Arkhzentra mengerutkan alisnya. “Apa maksudmu?”
“Bola bercahaya itu,” jawab Lyrientha, matanya menatap tas yang disandang Arkhzentra. “Aku tahu apa itu.”
Rhaegenth dan Arkhzentra saling berpandangan, kaget.
“Kau tahu apa ini?” Arkhzentra akhirnya bertanya, nada suaranya setengah ragu, setengah penasaran.
Lyrientha tersenyum tipis. “Aku sudah mencarinya selama bertahun-tahun. Dan aku tidak percaya aku menemukannya di sini, bersama dua orang asing.”
“Jawab pertanyaanku,” kata Arkhzentra, nada suaranya lebih keras. “Apa ini?”
Lyrientha mendekat, tapi berhenti ketika Arkhzentra mengangkat senjatanya lebih tinggi. Ia mengangkat kedua tangannya lagi, menunjukkan bahwa ia tidak bermaksud jahat.
“Benda itu adalah bagian dari sistem yang jauh lebih besar,” jelasnya. “Sistem yang dikenal sebagai Takdir Kode.”
Arkhzentra menurunkan senjatanya perlahan, meskipun tatapannya tetap curiga. “Takdir Kode?”
“Ya,” kata Lyrientha, suaranya lebih serius. “Ini adalah inti dari jaringan kosmik yang mengatur dinamika semesta. Segala sesuatu—bintang, planet, bahkan kehidupan itu sendiri—diatur oleh sistem itu. Dan apa yang kalian miliki di sana adalah kunci untuk membuka rahasia sistem tersebut.”
“Kau bercanda, kan?” tanya Rhaegenth, suaranya penuh skeptisisme.
Lyrientha menatapnya tajam. “Kau pikir aku datang ke stasiun ini hanya untuk bersenang-senang? Aku telah mengikuti jejak benda itu selama bertahun-tahun. Dan sekarang, Kekaisaran juga tahu tentangnya. Mereka akan melakukan apa saja untuk mendapatkannya.”
Arkhzentra terdiam, pikirannya sibuk memproses informasi ini. Ia memandang bola bercahaya itu, yang kini tampak lebih berat di tangannya.
“Kalau yang kau katakan benar,” katanya akhirnya, “maka ini lebih dari sekadar artefak.”
“Lebih dari itu,” jawab Lyrientha. “Ini adalah warisan dari sesuatu yang lebih tua dari apa pun yang pernah kalian bayangkan.”
Hening sejenak.

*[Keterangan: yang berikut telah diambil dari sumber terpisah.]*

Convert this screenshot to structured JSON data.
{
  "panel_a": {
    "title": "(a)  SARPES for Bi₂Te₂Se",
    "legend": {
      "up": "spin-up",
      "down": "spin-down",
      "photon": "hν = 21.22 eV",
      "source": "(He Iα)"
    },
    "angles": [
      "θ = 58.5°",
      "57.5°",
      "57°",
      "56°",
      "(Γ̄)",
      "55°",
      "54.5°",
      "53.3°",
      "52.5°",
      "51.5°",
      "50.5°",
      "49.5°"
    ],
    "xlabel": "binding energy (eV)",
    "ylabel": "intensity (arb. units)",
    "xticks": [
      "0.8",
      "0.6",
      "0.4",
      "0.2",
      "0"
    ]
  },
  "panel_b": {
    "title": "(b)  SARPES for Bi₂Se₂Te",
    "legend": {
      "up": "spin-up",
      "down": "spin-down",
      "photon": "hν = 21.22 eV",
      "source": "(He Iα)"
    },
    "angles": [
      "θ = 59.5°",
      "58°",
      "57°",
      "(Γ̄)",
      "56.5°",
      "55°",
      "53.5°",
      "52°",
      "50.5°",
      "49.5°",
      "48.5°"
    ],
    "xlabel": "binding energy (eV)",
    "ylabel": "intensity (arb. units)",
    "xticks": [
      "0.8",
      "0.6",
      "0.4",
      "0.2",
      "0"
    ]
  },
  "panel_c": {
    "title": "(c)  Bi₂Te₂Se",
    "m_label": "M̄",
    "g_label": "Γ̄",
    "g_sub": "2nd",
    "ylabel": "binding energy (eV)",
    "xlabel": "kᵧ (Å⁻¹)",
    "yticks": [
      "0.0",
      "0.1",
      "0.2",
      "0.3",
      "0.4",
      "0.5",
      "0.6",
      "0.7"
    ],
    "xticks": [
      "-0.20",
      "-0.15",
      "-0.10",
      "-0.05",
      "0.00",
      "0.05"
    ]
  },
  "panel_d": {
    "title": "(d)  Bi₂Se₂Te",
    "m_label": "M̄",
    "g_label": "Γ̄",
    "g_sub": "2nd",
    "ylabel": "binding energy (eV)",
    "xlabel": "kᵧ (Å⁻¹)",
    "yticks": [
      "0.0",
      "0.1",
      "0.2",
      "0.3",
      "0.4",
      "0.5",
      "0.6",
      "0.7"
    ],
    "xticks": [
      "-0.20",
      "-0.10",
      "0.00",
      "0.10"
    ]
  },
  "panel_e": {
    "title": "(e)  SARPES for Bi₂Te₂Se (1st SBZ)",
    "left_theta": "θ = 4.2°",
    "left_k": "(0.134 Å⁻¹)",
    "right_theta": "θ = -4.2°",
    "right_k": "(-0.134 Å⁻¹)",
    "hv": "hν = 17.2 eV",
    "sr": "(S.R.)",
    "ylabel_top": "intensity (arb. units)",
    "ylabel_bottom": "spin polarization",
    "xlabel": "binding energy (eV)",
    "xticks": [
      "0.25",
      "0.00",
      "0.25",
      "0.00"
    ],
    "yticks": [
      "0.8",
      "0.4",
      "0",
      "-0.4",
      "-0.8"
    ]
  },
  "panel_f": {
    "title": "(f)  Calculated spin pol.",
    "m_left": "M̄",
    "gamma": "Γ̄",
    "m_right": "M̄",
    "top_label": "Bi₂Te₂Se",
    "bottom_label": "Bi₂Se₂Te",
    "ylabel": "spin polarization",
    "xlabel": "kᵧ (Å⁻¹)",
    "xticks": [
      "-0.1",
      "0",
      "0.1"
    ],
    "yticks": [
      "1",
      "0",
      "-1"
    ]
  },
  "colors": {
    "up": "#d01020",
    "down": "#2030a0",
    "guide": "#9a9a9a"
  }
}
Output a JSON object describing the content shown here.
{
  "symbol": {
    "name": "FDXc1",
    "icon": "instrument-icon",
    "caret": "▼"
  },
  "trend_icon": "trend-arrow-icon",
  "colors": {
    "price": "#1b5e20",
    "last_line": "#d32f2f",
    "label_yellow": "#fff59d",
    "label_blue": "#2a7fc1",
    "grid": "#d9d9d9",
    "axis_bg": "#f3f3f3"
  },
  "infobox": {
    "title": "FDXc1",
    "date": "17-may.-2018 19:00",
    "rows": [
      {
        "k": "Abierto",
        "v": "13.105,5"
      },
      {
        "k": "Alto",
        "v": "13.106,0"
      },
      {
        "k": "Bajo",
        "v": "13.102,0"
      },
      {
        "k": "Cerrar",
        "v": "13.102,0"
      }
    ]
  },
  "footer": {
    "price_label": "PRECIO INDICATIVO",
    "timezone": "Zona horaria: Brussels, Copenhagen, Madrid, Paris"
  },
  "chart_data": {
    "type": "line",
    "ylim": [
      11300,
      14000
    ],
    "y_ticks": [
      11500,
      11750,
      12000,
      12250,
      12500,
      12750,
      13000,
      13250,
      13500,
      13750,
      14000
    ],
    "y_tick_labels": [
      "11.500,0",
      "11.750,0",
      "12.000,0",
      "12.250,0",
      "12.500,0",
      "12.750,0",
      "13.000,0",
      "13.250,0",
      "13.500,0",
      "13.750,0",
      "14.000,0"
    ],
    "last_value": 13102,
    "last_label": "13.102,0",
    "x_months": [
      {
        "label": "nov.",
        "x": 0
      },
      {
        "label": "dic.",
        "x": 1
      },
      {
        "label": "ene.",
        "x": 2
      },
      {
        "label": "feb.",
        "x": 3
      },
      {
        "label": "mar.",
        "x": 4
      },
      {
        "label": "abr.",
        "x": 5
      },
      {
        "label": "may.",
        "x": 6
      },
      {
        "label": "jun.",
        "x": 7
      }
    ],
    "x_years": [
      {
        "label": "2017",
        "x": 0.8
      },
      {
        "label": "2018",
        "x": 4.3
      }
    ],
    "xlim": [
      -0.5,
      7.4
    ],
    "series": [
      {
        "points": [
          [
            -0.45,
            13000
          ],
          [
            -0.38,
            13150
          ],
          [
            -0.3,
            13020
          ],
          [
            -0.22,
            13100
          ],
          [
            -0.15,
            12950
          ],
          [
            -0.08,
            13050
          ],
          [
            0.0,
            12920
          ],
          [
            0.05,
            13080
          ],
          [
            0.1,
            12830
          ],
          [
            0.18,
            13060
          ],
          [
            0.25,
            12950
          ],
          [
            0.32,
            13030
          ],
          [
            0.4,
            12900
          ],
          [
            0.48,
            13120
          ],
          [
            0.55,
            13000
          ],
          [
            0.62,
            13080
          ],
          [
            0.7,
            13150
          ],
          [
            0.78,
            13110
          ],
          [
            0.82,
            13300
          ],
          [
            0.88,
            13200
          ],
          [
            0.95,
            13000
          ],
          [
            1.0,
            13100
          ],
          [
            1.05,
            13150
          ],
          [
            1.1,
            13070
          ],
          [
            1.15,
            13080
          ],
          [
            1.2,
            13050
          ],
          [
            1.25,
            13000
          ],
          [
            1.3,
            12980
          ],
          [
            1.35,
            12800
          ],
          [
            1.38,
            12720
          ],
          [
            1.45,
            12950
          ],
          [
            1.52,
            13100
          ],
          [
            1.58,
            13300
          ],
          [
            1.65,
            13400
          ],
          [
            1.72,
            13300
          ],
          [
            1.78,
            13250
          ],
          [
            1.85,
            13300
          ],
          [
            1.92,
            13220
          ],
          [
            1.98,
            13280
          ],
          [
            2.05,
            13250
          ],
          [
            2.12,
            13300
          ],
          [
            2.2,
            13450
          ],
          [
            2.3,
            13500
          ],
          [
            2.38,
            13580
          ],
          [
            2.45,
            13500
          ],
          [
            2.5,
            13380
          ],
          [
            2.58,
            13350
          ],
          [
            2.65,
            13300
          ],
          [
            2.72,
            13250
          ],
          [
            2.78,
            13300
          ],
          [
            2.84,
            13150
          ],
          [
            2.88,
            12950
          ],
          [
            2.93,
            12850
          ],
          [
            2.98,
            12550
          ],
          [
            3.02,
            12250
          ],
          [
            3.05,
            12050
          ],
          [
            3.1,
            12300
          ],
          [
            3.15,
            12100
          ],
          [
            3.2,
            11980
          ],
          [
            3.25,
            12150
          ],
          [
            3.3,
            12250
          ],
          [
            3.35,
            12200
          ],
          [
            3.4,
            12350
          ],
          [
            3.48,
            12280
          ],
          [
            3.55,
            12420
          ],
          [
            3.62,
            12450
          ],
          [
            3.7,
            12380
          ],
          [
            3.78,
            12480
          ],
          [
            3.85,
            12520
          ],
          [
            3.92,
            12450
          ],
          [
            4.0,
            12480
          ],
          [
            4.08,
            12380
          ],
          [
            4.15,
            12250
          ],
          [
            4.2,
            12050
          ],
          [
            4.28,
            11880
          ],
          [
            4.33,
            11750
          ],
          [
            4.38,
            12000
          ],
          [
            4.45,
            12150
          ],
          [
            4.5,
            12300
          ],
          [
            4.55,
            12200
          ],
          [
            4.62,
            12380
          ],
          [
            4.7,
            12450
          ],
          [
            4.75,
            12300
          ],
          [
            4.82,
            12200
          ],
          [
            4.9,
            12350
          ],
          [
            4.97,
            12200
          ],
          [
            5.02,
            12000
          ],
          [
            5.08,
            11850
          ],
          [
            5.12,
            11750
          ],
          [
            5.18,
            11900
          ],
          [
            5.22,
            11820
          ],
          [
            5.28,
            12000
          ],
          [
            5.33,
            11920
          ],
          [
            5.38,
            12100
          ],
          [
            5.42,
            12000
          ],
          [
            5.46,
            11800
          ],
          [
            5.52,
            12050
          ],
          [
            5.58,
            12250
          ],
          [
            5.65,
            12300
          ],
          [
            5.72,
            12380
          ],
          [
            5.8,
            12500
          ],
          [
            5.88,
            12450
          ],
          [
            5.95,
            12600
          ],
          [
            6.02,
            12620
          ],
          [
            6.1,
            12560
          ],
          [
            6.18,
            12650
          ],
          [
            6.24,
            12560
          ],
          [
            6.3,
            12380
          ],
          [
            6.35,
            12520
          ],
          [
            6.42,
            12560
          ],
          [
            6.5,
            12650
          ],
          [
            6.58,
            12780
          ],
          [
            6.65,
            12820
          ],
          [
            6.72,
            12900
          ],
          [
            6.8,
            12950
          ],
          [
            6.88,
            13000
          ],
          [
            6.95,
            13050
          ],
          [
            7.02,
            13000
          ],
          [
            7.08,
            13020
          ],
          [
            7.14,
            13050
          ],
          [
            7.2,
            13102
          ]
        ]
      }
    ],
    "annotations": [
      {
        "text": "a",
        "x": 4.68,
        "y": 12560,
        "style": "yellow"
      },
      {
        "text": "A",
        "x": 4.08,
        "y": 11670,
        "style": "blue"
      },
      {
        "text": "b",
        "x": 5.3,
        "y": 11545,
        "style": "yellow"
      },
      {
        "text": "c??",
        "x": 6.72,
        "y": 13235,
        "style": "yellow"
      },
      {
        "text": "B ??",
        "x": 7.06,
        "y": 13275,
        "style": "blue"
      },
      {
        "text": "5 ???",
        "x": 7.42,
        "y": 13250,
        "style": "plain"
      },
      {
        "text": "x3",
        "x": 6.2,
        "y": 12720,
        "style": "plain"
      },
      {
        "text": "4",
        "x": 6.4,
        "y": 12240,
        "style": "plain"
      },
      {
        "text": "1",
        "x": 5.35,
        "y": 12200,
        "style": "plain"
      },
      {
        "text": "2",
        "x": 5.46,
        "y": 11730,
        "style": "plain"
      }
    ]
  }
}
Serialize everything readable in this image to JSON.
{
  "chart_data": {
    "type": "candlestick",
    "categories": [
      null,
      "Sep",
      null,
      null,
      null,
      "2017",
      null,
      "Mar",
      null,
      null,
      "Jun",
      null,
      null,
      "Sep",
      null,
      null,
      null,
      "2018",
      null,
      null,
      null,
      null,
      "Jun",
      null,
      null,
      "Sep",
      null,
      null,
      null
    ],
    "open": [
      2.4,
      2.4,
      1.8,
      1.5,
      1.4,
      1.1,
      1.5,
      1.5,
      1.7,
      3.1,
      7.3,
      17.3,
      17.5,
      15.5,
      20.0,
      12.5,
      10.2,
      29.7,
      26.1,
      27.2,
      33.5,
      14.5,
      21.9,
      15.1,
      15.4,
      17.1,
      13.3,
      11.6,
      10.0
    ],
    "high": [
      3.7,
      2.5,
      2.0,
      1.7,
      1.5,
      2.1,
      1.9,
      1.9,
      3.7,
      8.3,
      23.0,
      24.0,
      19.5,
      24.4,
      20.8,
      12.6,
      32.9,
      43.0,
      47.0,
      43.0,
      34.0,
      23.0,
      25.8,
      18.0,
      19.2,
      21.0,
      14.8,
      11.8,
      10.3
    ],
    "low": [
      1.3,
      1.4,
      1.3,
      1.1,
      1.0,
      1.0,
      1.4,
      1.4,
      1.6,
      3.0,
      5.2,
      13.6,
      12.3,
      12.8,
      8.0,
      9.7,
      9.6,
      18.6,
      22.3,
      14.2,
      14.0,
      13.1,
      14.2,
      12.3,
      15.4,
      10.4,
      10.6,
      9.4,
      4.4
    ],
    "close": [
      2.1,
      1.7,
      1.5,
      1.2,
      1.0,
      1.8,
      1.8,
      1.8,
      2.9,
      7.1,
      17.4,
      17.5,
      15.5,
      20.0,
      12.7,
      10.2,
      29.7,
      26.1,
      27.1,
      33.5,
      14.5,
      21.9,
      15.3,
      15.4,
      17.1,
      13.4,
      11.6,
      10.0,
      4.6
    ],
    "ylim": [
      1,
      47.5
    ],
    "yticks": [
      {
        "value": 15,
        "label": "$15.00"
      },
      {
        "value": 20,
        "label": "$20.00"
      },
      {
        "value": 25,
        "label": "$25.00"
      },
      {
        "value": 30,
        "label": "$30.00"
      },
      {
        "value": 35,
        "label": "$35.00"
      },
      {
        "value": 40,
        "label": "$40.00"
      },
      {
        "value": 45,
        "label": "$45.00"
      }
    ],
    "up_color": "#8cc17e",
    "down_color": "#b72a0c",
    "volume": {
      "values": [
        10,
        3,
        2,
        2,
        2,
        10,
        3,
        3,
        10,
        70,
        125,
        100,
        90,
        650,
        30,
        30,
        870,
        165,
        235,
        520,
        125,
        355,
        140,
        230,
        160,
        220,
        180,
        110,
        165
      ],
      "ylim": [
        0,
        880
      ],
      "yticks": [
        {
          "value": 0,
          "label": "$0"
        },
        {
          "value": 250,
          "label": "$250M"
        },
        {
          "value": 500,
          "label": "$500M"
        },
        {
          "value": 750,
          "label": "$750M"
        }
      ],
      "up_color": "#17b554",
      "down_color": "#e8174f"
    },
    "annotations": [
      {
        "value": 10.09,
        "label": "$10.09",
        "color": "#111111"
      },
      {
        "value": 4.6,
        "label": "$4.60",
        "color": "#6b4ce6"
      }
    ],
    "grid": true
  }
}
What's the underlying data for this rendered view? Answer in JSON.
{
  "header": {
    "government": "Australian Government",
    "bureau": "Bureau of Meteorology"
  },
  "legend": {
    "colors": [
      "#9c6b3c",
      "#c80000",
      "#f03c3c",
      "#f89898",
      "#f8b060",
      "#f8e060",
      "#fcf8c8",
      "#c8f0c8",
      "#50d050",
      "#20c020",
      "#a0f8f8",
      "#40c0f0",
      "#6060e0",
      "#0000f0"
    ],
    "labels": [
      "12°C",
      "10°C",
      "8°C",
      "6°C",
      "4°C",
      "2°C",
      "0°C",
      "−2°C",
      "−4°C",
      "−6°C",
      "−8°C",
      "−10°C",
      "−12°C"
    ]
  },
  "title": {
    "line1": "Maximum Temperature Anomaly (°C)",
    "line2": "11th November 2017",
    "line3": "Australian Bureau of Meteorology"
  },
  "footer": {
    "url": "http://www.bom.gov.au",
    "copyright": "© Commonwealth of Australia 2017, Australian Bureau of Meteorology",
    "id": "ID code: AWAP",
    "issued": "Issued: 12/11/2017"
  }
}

Rhaegenth melirik Arkhzentra, lalu kembali pada Lyrientha.
“Jadi, apa rencanamu?” tanya Rhaegenth.
Lyrientha menatap mereka berdua dengan pandangan yang tajam, tetapi penuh harapan. “Aku butuh bantuan kalian untuk menemukan sisanya. Kalau tidak, Kekaisaran akan menggunakan sistem ini untuk mendominasi semesta.”
---
Adegan ditutup dengan Arkhzentra yang masih memegang bola bercahaya itu, matanya penuh kebingungan dan keraguan. Namun, jauh di dalam dirinya, ia tahu bahwa apa pun yang terjadi selanjutnya, hidupnya tidak akan pernah sama lagi.